Faulkner especially enjoys watching teenage boys who are finally able to drop the machismo and express caring toward the horses.

"I think in our society we don't give boys an opportunity to be nurturing," she said.

The work is hard, but the results are worth it. Take the case of the little boy who refused to talk when he arrived at Horse Time.

"We expected him to do what everybody else was doing," Faulkner said. That included answering questions posed by Faulkner and the staff and communicating with the other children. At first, he'd remain silent, but eventually, the need to communicate while working with the horses won out, and he became a chatterbox, Faulkner said.

The hope is all these newfound skills will transfer into situations outside of Horse Time, Faulkner said.

Special needs children also come to Horse Time, where activities can be modified based on their abilities. Clients with cerebral palsy, brain injuries, Down's Syndrome and a variety of other developmental, anxiety, behavioral, mood, psychotic and substance abuse disorders have all participated. The activities are designed to allow special needs children the opportunity to participate right alongside their healthy siblings.

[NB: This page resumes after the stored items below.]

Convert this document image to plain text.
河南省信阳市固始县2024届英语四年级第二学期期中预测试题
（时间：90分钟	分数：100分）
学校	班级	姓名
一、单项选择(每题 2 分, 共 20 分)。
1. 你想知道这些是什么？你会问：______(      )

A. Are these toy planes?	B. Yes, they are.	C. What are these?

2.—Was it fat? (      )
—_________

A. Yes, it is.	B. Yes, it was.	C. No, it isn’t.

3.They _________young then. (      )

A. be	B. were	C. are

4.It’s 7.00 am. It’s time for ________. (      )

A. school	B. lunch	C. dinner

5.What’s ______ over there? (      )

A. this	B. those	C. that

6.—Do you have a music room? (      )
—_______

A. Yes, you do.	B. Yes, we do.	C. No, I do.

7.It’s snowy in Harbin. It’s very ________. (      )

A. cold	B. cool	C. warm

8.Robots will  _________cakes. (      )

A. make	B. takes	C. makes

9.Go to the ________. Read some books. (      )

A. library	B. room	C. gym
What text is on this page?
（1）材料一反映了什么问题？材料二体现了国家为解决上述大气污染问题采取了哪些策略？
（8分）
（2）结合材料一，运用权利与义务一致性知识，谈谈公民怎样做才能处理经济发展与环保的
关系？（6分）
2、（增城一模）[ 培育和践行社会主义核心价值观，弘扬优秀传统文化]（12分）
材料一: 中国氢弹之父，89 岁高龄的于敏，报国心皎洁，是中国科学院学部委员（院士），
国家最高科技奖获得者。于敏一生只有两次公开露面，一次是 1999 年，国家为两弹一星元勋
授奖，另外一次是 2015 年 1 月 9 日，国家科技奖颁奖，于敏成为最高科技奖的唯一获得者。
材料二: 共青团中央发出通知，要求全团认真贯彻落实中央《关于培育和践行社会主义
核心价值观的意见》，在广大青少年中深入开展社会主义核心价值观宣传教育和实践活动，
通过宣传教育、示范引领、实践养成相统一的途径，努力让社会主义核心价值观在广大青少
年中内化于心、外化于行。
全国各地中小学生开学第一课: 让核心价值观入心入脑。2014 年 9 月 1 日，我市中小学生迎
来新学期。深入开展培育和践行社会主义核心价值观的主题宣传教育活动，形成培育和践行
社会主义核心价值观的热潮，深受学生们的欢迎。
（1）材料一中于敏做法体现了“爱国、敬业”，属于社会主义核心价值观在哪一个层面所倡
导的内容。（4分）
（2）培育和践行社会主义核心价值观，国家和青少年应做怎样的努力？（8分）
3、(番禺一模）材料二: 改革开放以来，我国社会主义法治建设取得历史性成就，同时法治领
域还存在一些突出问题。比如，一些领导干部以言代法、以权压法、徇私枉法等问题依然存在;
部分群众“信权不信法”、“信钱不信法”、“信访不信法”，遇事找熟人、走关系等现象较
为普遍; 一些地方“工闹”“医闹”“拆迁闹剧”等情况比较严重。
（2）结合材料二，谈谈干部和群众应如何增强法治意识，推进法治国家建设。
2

Horse Time is accredited by the North American Riding for the Handicapped Association and is staffed by certified instructors and licensed psychotherapists. The program is funded through grants, private payment, insurance payments and pro bono work.

Faulkner also maintains an office where she does psychotherapy work and often testifies in court on behalf of the Department of Family and Children Services. She continues to coach a vaulting team that last fall did a demonstration at the World Equestrian Games.

Her work on behalf of children was motivated by her family, who taught Faulkner and her siblings, "that we were very lucky and we needed to help others."

"I'd like people to be more aware that we need early intervention services for children, and we need children to have a safe place to express their feelings," she said.